L'association soutient que les différents griefs reprochés au salarié au titre de l'insuffisance professionnelle sont établis, que le licenciement repose ainsi sur une cause réelle et sérieuse et conclut donc au débouté de la demande d'indemnité pour licenciement sans cause réelle et sérieuse.

Le salarié fait valoir que l'insuffisance professionnelle qui lui a été reprochée n'est pas fondée en relevant son ancienneté professionnelle de 18 ans au cours de laquelle ses attributions contractuelles ont été substantiellement les mêmes et réclame en conséquence une somme de 85 000 euros à titre d'indemnité pour licenciement sans cause réelle et sérieuse.

En application de l'article L. 1232-1 du code du travail un licenciement doit être justifié par une cause réelle et sérieuse.

Si la charge de la preuve du caractère réel et sérieux du licenciement n'appartient spécialement à aucune des parties, le juge formant sa conviction au vu des éléments fournis par les parties et au besoin après toute mesure d'instruction qu'il juge utile, il appartient néanmoins à l'employeur de fournir au juge des éléments lui permettant de constater la réalité et le sérieux du motif invoqué.

L'insuffisance professionnelle qui se manifeste par la difficulté du salarié à exercer correctement sa prestation de travail, quelle que soit sa bonne volonté, constitue un motif de licenciement dès lors qu'elle repose sur des éléments objectifs matériellement vérifiables au regard des responsabilités du salarié.

L'insuffisance professionnelle, sauf abstention volontaire ou mauvaise volonté délibérée du salarié, ne constitue pas une faute.

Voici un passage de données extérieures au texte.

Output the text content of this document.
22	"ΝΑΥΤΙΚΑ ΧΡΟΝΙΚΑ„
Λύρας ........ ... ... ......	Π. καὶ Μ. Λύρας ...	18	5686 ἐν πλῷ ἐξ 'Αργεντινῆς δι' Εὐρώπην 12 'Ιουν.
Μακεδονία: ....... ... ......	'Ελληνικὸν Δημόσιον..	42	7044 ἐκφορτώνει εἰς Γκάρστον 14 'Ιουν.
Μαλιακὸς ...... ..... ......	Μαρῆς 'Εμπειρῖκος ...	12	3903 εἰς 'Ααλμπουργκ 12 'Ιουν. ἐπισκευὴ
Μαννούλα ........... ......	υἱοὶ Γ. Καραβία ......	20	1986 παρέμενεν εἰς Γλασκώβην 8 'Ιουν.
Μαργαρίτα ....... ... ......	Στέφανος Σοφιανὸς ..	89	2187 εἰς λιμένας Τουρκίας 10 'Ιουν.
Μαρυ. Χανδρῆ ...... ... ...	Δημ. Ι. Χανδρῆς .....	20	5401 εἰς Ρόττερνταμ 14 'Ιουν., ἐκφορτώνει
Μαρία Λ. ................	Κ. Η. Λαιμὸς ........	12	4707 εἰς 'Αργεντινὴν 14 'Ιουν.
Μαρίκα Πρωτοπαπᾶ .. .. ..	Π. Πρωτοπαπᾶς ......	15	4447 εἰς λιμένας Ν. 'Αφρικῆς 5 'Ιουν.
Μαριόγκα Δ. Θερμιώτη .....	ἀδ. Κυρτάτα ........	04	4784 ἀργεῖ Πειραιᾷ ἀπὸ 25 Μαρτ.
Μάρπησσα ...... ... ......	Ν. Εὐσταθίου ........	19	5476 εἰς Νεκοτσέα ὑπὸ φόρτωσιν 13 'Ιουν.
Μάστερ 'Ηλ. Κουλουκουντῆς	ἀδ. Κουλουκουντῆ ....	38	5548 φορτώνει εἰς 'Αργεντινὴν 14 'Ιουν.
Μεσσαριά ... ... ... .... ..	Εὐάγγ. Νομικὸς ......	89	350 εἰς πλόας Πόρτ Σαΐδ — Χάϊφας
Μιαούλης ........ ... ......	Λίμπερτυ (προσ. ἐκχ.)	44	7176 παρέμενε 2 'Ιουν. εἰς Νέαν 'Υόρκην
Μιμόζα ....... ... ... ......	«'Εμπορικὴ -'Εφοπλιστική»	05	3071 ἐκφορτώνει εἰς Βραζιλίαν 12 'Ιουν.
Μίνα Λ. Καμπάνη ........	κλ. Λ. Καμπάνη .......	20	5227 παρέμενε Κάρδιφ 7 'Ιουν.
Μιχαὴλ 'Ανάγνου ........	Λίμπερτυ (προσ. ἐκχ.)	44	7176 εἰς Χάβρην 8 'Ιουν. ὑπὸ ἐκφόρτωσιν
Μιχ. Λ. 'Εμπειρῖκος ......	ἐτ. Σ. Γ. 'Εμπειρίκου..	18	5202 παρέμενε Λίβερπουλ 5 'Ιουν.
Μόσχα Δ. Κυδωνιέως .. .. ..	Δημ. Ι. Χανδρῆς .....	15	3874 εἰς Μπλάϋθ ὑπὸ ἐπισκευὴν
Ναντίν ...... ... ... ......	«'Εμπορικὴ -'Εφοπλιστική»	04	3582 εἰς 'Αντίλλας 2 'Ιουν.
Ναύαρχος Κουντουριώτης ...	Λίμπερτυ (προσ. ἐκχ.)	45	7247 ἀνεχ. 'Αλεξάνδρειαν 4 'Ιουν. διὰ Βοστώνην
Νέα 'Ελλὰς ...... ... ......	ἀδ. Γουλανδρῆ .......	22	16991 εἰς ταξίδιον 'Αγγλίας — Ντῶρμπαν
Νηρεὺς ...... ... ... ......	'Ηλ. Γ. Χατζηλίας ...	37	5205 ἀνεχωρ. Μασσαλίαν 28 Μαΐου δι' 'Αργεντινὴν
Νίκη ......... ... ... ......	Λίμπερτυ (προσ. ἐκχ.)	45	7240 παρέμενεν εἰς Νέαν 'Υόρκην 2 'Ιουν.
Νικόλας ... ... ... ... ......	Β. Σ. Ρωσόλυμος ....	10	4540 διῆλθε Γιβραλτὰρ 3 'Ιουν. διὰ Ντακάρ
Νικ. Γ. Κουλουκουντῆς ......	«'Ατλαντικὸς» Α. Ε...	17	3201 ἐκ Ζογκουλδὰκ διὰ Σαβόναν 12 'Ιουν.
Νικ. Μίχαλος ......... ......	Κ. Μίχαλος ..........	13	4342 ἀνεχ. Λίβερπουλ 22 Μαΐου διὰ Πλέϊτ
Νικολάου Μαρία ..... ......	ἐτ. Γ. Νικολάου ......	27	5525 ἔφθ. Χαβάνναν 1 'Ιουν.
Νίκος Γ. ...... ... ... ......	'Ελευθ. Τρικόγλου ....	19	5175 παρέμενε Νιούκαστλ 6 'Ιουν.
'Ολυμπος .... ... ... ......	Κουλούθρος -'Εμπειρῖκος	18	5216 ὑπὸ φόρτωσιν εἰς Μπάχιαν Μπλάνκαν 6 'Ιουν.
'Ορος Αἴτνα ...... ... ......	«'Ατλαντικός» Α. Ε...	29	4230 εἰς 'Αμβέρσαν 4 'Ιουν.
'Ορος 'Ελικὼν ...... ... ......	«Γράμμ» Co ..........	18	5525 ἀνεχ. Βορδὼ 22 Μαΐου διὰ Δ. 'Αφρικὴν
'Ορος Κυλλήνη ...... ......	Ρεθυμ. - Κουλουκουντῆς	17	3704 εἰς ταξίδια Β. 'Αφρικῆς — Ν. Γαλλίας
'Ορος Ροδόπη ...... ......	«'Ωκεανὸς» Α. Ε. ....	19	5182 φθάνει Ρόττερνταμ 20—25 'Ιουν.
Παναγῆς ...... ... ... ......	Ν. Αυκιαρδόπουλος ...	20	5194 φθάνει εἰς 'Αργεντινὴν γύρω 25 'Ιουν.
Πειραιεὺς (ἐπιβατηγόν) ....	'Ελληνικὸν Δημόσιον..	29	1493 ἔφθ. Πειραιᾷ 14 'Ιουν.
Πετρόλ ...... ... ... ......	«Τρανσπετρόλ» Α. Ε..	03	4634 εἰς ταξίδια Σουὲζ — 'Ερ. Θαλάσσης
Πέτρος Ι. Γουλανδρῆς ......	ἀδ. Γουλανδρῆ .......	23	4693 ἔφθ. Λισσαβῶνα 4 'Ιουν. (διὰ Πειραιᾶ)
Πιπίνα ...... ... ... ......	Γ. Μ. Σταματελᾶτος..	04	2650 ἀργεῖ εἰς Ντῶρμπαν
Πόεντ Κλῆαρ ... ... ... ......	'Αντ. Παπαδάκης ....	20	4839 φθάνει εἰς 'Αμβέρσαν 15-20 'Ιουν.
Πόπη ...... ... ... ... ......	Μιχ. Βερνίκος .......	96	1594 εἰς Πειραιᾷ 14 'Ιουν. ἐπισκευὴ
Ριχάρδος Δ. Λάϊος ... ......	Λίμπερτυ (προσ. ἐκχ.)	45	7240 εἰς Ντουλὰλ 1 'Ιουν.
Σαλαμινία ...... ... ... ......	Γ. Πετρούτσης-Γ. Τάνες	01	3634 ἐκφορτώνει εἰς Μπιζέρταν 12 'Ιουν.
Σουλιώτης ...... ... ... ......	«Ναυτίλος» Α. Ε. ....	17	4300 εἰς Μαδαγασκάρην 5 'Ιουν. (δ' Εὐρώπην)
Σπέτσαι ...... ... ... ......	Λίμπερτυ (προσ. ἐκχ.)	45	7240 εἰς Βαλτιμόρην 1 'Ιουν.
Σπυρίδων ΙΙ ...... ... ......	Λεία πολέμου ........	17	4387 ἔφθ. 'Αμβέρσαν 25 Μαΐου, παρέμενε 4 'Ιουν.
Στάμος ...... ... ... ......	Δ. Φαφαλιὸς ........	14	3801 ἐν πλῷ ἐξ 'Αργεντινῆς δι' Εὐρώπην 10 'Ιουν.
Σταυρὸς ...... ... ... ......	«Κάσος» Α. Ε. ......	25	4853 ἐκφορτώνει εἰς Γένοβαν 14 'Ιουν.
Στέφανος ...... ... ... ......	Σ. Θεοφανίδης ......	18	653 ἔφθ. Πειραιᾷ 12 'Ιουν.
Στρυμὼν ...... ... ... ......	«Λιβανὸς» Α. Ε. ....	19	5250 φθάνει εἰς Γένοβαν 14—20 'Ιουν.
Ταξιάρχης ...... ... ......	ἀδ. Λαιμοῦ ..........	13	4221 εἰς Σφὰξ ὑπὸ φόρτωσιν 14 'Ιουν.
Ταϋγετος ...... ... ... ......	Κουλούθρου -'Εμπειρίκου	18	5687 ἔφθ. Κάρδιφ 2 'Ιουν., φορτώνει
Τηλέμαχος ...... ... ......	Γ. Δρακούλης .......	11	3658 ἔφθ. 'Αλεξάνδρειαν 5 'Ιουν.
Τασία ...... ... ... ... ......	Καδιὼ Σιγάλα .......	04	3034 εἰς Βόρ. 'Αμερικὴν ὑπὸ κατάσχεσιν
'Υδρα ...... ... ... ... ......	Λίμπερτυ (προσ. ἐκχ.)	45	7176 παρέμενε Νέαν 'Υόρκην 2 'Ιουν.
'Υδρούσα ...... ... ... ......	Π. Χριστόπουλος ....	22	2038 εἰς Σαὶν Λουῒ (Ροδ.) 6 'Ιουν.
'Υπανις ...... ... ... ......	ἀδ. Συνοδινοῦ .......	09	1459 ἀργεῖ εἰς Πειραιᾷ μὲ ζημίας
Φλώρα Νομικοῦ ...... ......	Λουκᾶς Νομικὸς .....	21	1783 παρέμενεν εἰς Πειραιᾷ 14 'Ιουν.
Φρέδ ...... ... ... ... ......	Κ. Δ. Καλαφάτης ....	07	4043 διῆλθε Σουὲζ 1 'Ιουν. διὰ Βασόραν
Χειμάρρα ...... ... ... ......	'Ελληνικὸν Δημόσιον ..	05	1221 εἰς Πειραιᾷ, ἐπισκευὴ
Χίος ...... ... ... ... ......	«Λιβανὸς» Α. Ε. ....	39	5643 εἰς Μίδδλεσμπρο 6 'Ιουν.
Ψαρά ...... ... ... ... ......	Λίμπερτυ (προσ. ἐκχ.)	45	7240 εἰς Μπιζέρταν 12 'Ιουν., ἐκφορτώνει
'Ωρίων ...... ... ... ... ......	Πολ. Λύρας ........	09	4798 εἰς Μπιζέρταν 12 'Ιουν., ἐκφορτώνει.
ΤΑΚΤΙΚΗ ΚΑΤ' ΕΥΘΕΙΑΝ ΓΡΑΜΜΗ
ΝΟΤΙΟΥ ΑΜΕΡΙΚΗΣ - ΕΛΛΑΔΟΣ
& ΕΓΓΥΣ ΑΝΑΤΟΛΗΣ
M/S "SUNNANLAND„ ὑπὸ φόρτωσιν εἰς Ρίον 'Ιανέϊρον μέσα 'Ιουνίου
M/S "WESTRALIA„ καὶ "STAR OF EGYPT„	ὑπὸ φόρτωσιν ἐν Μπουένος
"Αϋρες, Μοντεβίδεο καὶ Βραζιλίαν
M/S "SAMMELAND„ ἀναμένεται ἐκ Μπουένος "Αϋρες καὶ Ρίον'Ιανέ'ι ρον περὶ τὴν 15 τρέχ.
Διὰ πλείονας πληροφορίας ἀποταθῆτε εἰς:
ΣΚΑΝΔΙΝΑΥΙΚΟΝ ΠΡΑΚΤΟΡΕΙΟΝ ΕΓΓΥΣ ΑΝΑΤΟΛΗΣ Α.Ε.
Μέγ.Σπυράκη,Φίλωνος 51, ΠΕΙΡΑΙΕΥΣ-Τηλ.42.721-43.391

La cour relève à titre liminaire qu'aucune des pièces produites ne se rapporte à l'évaluation des compétences professionnelles du salarié et qu'il n'est d'ailleurs dans aucune des conclusions fait de référence à un quelconque dispositif d'évaluation objective du salarié dans l'exercice de ses missions professionnelles.

Pour chaque grief énuméré dans la lettre de licenciement, les parties produisent chacune de nombreuses attestations de responsables de l'association, d'enseignants et d'élèves ainsi que de très nombreux échanges de courriels et écrits professionnels. La lecture de ces pièces met en évidence des appréciations contrastées quant à l'engagement professionnel du salarié au sein de l'association de la part tant de responsables de l'association que d'élèves, ce qui conduit la cour à nuancer les appréciations de nature subjective portées sur les qualités professionnelles du salarié par chaque partie.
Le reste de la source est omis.